Understanding the CPSE ETF and how to use InvIT in it - Motilal Oswal
Understanding the CPSE ETF and how to use InvIT in it - Motilal Oswal

Understanding the CPSE ETF and how to use InvIT in it

What is the CPSE ETF and how to invest in CPSE ETF in India? As the name suggests, the CPSE refers to some of the most blue chip central public sector enterprises (CPSE) in India. The CPSE ETF is run by Reliance Mutual Fund and mirrors the performance of these 10 Navaratnas PSU stocks. Like any other ETF, the CPSE ETF is also an equity security that tracks the PSU index. Additionally, retail investors in the ETF are also entitled to a special discount during the new fund offerings as well as a loyalty bonus if they stayed invested for a longer tenure. Like any ETF, the CPSE ETF can also be bought and sold in the equity market and can be held in your demat account. Trades in the CPSE ETF can be executed through your normal equity trading account. Find below the latest portfolio of the CPSE ETF as of January 31st 2018 along with the market share of the major stocks..

                                     
There are a few basic things to be understood about an ETF. The ETF corpus only increases when the government comes out with a new offering. Otherwise, the purchases and sales of ETF are matched out and the AUM does not increase. Being Navaratnas PSU stocks, the ETF boasts of a fairly high dividend yield and safety too. The expense ratio of the ETF is very low (just about 0.54% as against normal equity fund expense ratios at around 2%). If you are looking at passive exposure to PSU stocks then the CPSE ETF could be the answer.
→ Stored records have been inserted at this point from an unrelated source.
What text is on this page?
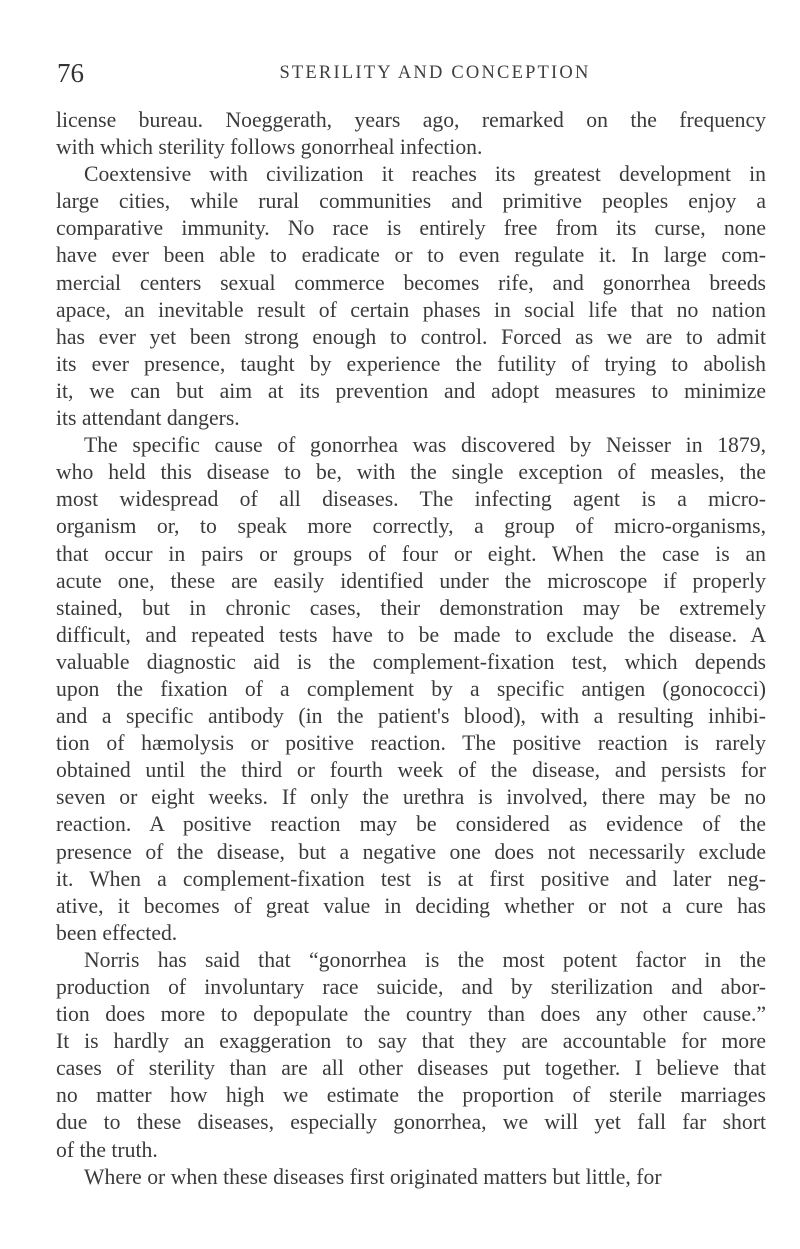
76	STERILITY AND CONCEPTION

license bureau. Noeggerath, years ago, remarked on the frequency
with which sterility follows gonorrheal infection.

Coextensive with civilization it reaches its greatest development in
large cities, while rural communities and primitive peoples enjoy a
comparative immunity. No race is entirely free from its curse, none
have ever been able to eradicate or to even regulate it. In large com-
mercial centers sexual commerce becomes rife, and gonorrhea breeds
apace, an inevitable result of certain phases in social life that no nation
has ever yet been strong enough to control. Forced as we are to admit
its ever presence, taught by experience the futility of trying to abolish
it, we can but aim at its prevention and adopt measures to minimize
its attendant dangers.

The specific cause of gonorrhea was discovered by Neisser in 1879,
who held this disease to be, with the single exception of measles, the
most widespread of all diseases. The infecting agent is a micro-
organism or, to speak more correctly, a group of micro-organisms,
that occur in pairs or groups of four or eight. When the case is an
acute one, these are easily identified under the microscope if properly
stained, but in chronic cases, their demonstration may be extremely
difficult, and repeated tests have to be made to exclude the disease. A
valuable diagnostic aid is the complement-fixation test, which depends
upon the fixation of a complement by a specific antigen (gonococci)
and a specific antibody (in the patient's blood), with a resulting inhibi-
tion of hæmolysis or positive reaction. The positive reaction is rarely
obtained until the third or fourth week of the disease, and persists for
seven or eight weeks. If only the urethra is involved, there may be no
reaction. A positive reaction may be considered as evidence of the
presence of the disease, but a negative one does not necessarily exclude
it. When a complement-fixation test is at first positive and later neg-
ative, it becomes of great value in deciding whether or not a cure has
been effected.

Norris has said that “gonorrhea is the most potent factor in the
production of involuntary race suicide, and by sterilization and abor-
tion does more to depopulate the country than does any other cause.”
It is hardly an exaggeration to say that they are accountable for more
cases of sterility than are all other diseases put together. I believe that
no matter how high we estimate the proportion of sterile marriages
due to these diseases, especially gonorrhea, we will yet fall far short
of the truth.

Where or when these diseases first originated matters but little, for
CPSE ETF versus the Bharat 22
Many investors tend to confuse between the CPSE ETF and the Bharat 22. While both are passive ETFs floated by the government, there is a slight difference. While CPSE ETF has only 10 stocks of the Navaratnas, the Bharat 22 ETF is more diversified with 22 stocks in the portfolio. 19 out of the 22 stocks are PSU companies and the balance stocks are L&T, Axis Bank and ITC. These are the 3 stocks that the Bharat 22 ETF inherited form the erstwhile SUUTI. It may be recollected that back in 1998 when UTI plunged into a payment crisis it was rescued by the government by creating the SUUTI account. Those 3 private sector holdings of UTI have since become part of the Bharat 22 ETF portfolio. Of course, both the ETFs have underperformed the Nifty and the Sensex over the last two years as PSU companies have generally lagged the market. But the high dividend yield in the ETF, the discount offered and the blue-chip portfolio makes it an attractive bet.

Applying the concept of InvIT Funds in India into CPSE ETF
In the Union Budget 2018, the finance minister Arun Jaitley had announced plans to create an InvIT structure to facilitate an orderly sale of some of the unlisted PSU shares. This is likely to be a mix of an IPO and a strategic sale where the government will look to monetize the value of the assets much better using the InvIT route. It may be recollected that companies like IRB Infrastructure and Sterlite had closed InvIT issues last year. However, these issues are quoting at a discount to their issue price. That is more because these products were sold as equity products whereas they were actually debt products with an assured rate of return. So how will it work in practice?

Using InvIT funds in India for National Highways Authority of India (NHAI)
The NHAI is an unlisted entity which is the nodal agency for owning and managing the highways in the country. It is sitting on crores of road assets which can be better managed by building smart monetization models around them. Essentially, Infrastructure Investment Trusts (InvITs) are trusts that manage income generating infrastructure assets. These projects are then packaged, securitized and sold to small and large investors in the form of assured yield securities. But how will the NHAI leverage the InvIT model?
Remember, the NHAI owns a very large and diversified pool of infrastructure assets across the length and breadth of India. Instead of directly selling NHAI shares to investors, the better way would be to package the road assets of NHAI into distinct blocks of InvITs so that each of these InvITs can be sold to the public through the IPO route. The advantage is that the infrastructure assets can be better monetized through the InvIT route and the resultant securities can actually be sold as assured-yield debt securities with lower risk profile. For this the road assets of the NHAI will be organized into Special Purpose Vehicles (SPVs) and will use innovative monetizing structure to sell to the public.
Right now, this idea is still at a plenary stage and it remains to be seen how it will be implemented. It will surely represent a big leap towards combining the power of InvITs and ETFs for the government of India.